One such guide was Matty. Watching Matty, the wise 36-year-old Tutor entrusted with Sammy and his small group of five (students, not fingers), circle the shop floor was like watching a surgeon in a busy operating theatre, or a great professor asking questions he knows the answers to, and offering solutions as though proffered for the first time. Never patronizing, always sincere, appearing as though that particular situation, for that specific student at that exact moment was inimitable. For it was. Though Matty had probably encountered the exact situation countless times – he himself started at the school as a student, before opening his own very successful business and then returning to teach – he approached each problem with no judgement and singular focus, not leaving the workbench until the student, and everyone gathered around, understood the problem, the proposed solution, and the way forward (for when Matty the Oracle speaks, everyone listens).
At the risk of hopping up upon my Work From Home soapbox yet again (in case you missed it), it was a stark reminder of the importance of camaraderie and the true magic of mentorship that can best be realized in person. And before (some of) you burn me at the stake like some 16th century Scottish witch, I do fully understand that for some people remote work is the only safe option, that the pandemic isn’t over, that there are many immunocompromised people for whom working from home is the only option. I get it. I swear. BUT, all I’m saying, with respect, is that sometimes I think we professional types lose sight of the basics. That transferring knowledge and wisdom from one to the next is about the most important and rewarding thing we can do for one another. And passing it from hand to hand is more effective than by email.

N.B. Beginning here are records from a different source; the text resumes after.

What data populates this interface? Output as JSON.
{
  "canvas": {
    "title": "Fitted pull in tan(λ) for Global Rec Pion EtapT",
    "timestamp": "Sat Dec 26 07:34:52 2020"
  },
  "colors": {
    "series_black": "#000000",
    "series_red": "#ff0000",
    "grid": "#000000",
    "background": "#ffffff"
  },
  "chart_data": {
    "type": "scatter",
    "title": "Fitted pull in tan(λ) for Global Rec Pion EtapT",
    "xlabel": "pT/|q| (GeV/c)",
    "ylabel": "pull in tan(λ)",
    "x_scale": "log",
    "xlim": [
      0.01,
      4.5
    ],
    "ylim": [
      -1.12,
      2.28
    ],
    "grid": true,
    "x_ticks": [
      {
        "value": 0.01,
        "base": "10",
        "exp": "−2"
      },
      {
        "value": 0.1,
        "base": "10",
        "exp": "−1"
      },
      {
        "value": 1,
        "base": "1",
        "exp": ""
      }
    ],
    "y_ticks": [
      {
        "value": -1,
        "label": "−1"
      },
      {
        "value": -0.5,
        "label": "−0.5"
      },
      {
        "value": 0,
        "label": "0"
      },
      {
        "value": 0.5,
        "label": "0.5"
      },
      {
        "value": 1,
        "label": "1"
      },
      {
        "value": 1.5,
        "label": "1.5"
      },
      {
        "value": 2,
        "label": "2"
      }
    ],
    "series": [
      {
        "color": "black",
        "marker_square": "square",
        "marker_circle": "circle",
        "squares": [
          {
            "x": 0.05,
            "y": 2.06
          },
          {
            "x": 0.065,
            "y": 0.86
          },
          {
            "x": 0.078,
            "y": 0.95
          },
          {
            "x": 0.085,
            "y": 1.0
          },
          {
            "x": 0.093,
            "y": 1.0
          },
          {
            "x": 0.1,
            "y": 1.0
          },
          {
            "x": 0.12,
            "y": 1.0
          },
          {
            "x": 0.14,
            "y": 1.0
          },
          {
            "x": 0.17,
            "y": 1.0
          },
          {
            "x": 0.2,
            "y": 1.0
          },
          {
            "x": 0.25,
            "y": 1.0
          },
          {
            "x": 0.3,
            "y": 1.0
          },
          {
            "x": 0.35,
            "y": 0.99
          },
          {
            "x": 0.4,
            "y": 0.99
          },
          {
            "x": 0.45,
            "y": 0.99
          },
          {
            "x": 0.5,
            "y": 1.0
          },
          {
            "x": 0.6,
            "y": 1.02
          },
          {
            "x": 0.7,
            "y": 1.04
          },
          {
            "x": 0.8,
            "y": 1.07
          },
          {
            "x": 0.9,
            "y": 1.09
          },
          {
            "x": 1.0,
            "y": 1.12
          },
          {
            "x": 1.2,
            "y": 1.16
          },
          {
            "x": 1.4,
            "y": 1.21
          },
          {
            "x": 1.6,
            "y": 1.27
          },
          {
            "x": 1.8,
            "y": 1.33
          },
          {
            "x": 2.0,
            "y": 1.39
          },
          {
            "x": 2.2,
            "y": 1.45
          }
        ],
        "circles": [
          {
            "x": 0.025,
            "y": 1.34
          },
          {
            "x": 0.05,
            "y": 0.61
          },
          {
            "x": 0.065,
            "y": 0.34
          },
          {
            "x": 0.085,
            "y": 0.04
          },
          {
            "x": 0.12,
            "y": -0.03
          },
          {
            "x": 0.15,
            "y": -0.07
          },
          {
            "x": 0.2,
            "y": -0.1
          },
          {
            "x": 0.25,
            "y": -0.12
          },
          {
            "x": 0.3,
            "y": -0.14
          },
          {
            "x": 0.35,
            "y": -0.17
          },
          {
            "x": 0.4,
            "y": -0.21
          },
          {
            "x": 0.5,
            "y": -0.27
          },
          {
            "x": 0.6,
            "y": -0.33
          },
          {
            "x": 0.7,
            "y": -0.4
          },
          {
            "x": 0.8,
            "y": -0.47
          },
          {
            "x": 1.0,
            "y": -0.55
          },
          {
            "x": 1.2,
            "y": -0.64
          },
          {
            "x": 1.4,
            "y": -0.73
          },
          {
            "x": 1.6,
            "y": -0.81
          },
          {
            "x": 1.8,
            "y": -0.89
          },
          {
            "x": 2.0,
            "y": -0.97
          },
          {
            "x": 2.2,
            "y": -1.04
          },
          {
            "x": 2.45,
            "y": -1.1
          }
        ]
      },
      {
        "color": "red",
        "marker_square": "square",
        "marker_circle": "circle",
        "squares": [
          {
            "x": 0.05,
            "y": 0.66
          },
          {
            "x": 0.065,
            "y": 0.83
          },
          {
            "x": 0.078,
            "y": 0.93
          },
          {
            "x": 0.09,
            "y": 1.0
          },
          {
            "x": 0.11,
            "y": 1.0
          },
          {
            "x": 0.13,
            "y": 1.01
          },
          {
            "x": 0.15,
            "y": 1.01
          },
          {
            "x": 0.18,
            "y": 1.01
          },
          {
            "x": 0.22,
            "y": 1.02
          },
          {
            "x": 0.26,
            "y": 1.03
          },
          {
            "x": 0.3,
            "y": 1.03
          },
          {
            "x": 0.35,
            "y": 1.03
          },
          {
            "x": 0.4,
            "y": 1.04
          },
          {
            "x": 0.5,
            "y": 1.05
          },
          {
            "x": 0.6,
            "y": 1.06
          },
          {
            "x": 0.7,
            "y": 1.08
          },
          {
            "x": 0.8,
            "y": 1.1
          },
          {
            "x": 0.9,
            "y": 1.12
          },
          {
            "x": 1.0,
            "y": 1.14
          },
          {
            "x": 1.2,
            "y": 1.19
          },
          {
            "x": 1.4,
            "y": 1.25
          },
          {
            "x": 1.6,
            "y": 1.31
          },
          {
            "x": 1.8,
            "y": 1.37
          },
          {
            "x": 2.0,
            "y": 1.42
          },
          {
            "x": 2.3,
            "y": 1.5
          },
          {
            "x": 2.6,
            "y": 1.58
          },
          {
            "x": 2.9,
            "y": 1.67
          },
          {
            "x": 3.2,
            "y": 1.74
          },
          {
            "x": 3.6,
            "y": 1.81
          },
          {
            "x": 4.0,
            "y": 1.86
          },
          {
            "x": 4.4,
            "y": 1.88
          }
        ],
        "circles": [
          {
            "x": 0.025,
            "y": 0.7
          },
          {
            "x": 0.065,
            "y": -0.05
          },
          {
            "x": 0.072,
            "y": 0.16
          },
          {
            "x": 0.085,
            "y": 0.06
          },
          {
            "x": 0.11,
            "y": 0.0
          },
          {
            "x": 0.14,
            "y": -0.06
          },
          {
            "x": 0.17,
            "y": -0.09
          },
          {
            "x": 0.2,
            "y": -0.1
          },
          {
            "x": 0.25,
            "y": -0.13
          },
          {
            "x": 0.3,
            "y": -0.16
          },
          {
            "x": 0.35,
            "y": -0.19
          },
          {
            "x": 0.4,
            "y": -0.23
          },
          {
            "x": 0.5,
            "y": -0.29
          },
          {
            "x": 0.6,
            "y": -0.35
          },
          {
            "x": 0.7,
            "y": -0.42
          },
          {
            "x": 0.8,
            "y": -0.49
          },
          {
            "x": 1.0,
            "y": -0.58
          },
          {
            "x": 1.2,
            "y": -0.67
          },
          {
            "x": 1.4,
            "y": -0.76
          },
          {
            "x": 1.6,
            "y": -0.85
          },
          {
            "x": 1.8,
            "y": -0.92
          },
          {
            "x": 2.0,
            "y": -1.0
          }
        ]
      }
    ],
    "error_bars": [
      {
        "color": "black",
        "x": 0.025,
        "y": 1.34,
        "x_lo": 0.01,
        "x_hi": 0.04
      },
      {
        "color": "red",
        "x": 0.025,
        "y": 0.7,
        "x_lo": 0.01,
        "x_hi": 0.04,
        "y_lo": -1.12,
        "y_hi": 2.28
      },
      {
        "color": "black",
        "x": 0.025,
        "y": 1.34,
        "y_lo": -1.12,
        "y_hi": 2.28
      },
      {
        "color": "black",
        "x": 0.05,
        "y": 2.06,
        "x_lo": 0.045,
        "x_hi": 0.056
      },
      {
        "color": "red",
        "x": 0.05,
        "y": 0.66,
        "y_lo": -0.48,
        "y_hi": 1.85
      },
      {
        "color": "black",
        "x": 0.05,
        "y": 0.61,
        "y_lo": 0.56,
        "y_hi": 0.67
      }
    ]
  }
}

Another thing? That shop floor exuded more diversity, equity, and inclusion than most corporate ESG scorecards. And they weren’t doing it to prop up a share price, but rather a cabinet. The result of all that inclusion? An honest commitment to ensure no one was left behind and even though each student advanced at their own speed, in their own way, they moved along as one. That my kid was as often the mentor as the mentored delivered me a particular dose of pride, and I was reminded of that transfixed look he gets in his eyes – a look I’ve recognized since he was about three years old – when someone is telling him something, teaching him something, that is truly sticking. And when Matty spoke, it stuck.

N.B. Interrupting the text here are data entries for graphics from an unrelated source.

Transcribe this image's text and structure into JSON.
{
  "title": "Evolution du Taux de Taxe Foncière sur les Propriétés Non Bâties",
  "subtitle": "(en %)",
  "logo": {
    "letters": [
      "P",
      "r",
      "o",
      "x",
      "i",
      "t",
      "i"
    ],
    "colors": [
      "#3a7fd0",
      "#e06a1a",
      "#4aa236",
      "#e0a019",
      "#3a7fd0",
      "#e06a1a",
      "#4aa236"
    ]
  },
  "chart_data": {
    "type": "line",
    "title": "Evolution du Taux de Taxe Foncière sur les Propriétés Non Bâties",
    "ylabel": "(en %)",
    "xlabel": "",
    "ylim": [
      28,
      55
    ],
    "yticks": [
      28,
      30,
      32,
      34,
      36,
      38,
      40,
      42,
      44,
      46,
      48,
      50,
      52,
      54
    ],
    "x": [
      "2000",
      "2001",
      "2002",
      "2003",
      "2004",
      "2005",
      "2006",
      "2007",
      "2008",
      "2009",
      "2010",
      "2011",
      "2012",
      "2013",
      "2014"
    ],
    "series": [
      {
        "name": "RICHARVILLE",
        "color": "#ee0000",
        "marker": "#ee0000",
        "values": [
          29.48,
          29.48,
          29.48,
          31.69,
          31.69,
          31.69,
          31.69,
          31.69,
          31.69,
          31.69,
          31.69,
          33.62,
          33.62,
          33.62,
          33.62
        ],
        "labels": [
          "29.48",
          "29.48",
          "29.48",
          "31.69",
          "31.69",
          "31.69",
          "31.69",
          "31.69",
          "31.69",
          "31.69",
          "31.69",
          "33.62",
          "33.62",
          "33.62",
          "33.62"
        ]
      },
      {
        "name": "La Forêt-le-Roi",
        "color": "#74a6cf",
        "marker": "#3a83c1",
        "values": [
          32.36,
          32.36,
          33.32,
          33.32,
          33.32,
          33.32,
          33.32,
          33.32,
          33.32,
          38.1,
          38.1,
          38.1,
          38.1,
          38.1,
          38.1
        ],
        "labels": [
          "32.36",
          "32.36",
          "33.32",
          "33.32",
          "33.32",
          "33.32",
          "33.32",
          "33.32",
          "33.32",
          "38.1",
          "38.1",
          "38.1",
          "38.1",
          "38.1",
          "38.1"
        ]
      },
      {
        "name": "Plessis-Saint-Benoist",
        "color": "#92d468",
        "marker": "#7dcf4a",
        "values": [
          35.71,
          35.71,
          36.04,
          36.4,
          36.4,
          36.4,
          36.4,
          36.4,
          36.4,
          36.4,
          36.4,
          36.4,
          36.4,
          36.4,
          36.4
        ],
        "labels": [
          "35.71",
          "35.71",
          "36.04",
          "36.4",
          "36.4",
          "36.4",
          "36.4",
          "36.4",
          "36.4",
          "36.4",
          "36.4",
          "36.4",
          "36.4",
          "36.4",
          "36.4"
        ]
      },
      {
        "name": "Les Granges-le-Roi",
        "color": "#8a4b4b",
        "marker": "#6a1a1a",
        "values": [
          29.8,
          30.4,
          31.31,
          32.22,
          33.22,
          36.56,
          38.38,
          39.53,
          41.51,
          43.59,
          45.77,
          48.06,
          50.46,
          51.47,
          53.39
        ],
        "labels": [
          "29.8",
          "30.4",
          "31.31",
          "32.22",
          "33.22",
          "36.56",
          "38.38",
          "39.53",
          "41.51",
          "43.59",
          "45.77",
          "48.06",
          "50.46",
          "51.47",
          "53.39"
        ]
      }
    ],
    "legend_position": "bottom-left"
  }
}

Three final parting thoughts. First, do what makes you happy. Who says it has to be university or a professional degree or an office job? I meet more miserable wealthy professionals than I can shake a level at. Chase the passion. The money will follow. Do it the other way around and there are no guarantees.
Second, visit the site. If you are an advisor and you are paid to advise, you will glean less wisdom from a textbook or a Teams call than a site tour. I saw a remarkable thing behind the shop. You know what it was? A tree. Delivered to the school to be cut, planed, stacked, dried, and eventually crafted into a chair, a bench, a table, a future family heirloom. It started with that tree and seeing it was a reminder of the product that leads to the process that produces the result. So, if you find yourself advising, leading, or following, walk the shop floor.
Third, take some Me time. I hadn’t spent a week basically alone since I don’t know when. It was restorative and I highly recommend it.
I take back what I said earlier. The Dispatcher at Eagle Aviation Courier is not the best cast employee for a role I’ve ever seen. Matty the Tutor is. And my resolution for 2023 is to bring a little more Matty and a lot less Eagle Aviation Courier to my daily toil. More humility, patience, and empathy. More sharing and kindness. To my kids, to my business, to my community, to my family and friends.
And, of course, to my new puppy, Rosie.